When Curtis was eight, he and his brother Julius were placed in an orphanage for a month because their parents could not afford to feed them. Four years later, Julius was struck and killed by a truck. Curtis joined a neighborhood gang whose main crimes were playing hooky from school and minor pilfering at the local dime store. When Curtis was 11, a friendly neighbor saved him from what he felt would have led to a life of delinquency by sending him to a Boy Scout camp, where he was able to work off his energy and settle down. He attended Seward Park High School. At 16, he had his first small acting part in a school stage play.
Curtis enlisted in the United States Navy after the attack on Pearl Harbor and war was declared. Inspired by Cary Grant's role in Destination Tokyo and Tyrone Power's in Crash Dive (1943), he joined the Pacific submarine force. Curtis served aboard a submarine tender, the USS Proteus until the end of the Second World War. On September 2, 1945, Curtis witnessed the Japanese surrender in Tokyo Bay from his ship's signal bridge about a mile away.
Following his discharge from the Navy, Curtis attended City College of New York on the G.I. Bill. He then studied acting at the The New School in Greenwich Village under the influential German stage director Erwin Piscator. His contemporaries included Elaine Stritch, Walter Matthau, Bea Arthur, and Rod Steiger. While still at college, Curtis was discovered by Joyce Selznick, the notable talent agent, casting director, and niece of film producer David O. Selznick. He later claimed it was because he "was the handsomest of the boys".
In 1948, Curtis arrived in Hollywood, at age 23. When he was placed under contract at Universal Pictures, he changed his name from Bernard Schwartz to Tony Curtis.

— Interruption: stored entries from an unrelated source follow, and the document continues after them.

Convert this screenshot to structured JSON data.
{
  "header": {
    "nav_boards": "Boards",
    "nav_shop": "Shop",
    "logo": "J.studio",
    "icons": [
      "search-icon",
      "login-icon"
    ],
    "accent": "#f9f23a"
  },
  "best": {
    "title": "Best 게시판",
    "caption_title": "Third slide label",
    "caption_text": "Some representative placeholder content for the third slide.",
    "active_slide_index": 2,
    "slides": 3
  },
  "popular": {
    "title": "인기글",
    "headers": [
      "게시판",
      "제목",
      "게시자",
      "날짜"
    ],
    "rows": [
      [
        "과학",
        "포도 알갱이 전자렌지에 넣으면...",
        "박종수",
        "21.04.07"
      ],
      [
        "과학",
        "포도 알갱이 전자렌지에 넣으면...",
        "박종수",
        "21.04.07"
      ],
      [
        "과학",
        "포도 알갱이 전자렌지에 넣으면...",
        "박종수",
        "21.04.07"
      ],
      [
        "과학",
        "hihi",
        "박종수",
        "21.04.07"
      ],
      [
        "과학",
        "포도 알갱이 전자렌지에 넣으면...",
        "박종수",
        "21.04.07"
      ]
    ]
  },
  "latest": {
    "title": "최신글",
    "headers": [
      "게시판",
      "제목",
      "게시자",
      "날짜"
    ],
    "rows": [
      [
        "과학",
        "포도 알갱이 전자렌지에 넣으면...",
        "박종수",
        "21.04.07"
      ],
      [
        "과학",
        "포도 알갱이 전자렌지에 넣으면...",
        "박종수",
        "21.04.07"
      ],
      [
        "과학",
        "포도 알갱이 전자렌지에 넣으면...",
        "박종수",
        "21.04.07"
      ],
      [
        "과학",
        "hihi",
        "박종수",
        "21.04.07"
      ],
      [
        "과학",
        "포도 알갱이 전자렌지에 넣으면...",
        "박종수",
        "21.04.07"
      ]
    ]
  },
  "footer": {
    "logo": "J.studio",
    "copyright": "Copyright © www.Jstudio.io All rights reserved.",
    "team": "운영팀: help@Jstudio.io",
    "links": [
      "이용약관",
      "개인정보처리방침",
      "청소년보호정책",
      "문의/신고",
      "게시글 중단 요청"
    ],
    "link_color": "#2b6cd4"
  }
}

The first name was from the novel Anthony Adverse and "Kurtz" from a surname in his mother's family. Although Universal Pictures taught him fencing and riding, in keeping with the cinematic themes of the era, Curtis admitted he was at first only interested in girls and money. Neither was he hopeful of his chances of becoming a major star. Curtis's biggest fear was having to return home to the Bronx as a failure:
I was a million-to-one shot, the least likely to succeed. I wasn't low man on the totem pole, I was under the totem pole, in a sewer, tied to a sack.